Der Beruf des Traders sorgt seit jeher für Gesprächsstoff in der Bevölkerung. Es wird über sie hergezogen, sie werden wegen ihrer Erfolge beneidet und stehen seit der Finanzkrise 2007 und deren Folgen für die Realwirtschaft nicht gerade im Ruf der Heiligkeit. Über den Beruf des Traders wurde schon alles Mögliche berichtet. So wurden sie für jeden Missstand unserer Wirtschaft verantwortlich gemacht. Dabei ist es wichtig zu wissen, dass Trader eine wichtige Funktion erfüllen. Sie sorgen für das reibungslose Funktionieren unserer Wirtschaft.

Der Finanzmarkt besteht aus sehr komplexen Berufen, die man erst einmal verstehen sollte, bevor man Trader kritisiert. Mangelnde Kenntnis ist die Hauptursache für die massive, aber ungerechtfertigte Kritik an den Finanzmarktakteuren.

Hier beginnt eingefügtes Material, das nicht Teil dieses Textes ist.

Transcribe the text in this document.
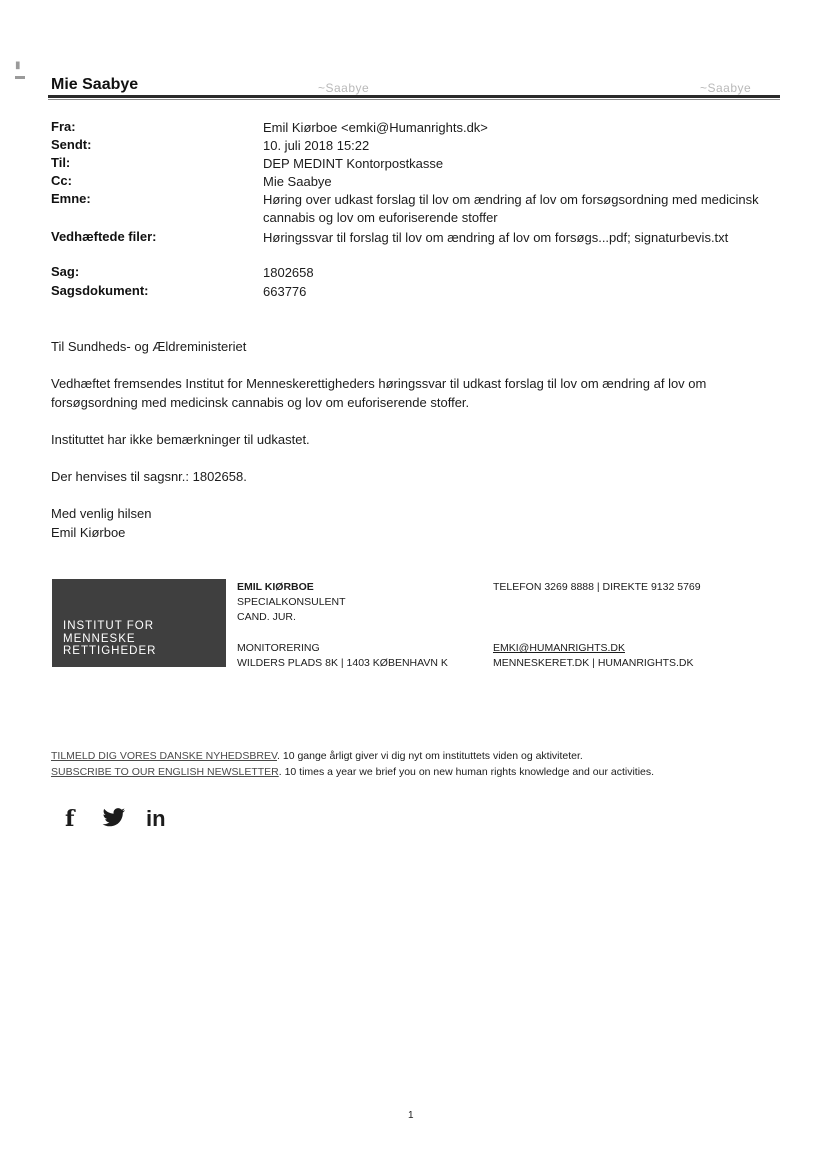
▮
▬ Mie Saabye	~Saabye	~Saabye
Fra:	Emil Kiørboe <emki@Humanrights.dk>
Sendt:	10. juli 2018 15:22
Til:	DEP MEDINT Kontorpostkasse
Cc:	Mie Saabye
Emne:	Høring over udkast forslag til lov om ændring af lov om forsøgsordning med medicinsk cannabis og lov om euforiserende stoffer
Vedhæftede filer:	Høringssvar til forslag til lov om ændring af lov om forsøgs...pdf; signaturbevis.txt
Sag:	1802658
Sagsdokument:	663776
Til Sundheds- og Ældreministeriet
Vedhæftet fremsendes Institut for Menneskerettigheders høringssvar til udkast forslag til lov om ændring af lov om forsøgsordning med medicinsk cannabis og lov om euforiserende stoffer.
Instituttet har ikke bemærkninger til udkastet.
Der henvises til sagsnr.: 1802658.
Med venlig hilsen
Emil Kiørboe
INSTITUT FOR
MENNESKE
RETTIGHEDER
EMIL KIØRBOE
SPECIALKONSULENT
CAND. JUR.
MONITORERING
WILDERS PLADS 8K | 1403 KØBENHAVN K
TELEFON 3269 8888 | DIREKTE 9132 5769
EMKI@HUMANRIGHTS.DK
MENNESKERET.DK | HUMANRIGHTS.DK
TILMELD DIG VORES DANSKE NYHEDSBREV. 10 gange årligt giver vi dig nyt om instituttets viden og aktiviteter.
SUBSCRIBE TO OUR ENGLISH NEWSLETTER. 10 times a year we brief you on new human rights knowledge and our activities.
f	in
1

Die erfolgreichsten Trader in der Geschichte der Finanzwelt

Die erfolgreichsten Trader in der Geschichte der Finanzwelt

Einer der umstrittensten Gesichtspunkte ist meiner Meinung nach das Gehalt der erfolgreichsten Trader. Da ihr jährlicher Bonus im Verhältnis zu ihrem monatlichen Gewinn berechnet wird, ergeben sich schon mal aberwitzige Summen, was mitunter dazu führt, dass Trader unnötige Risiken eingehen, da sie letztlich nicht viel zu verlieren haben. Im schlimmsten Fall werden sie entlassen und bekommen Arbeitslosengeld. Man darf nicht vergessen, dass Trader in den Banken nur einfache Angestellte sind – im Gegensatz zu selbstständigen Tradern, die auf eigene Rechnung arbeiten.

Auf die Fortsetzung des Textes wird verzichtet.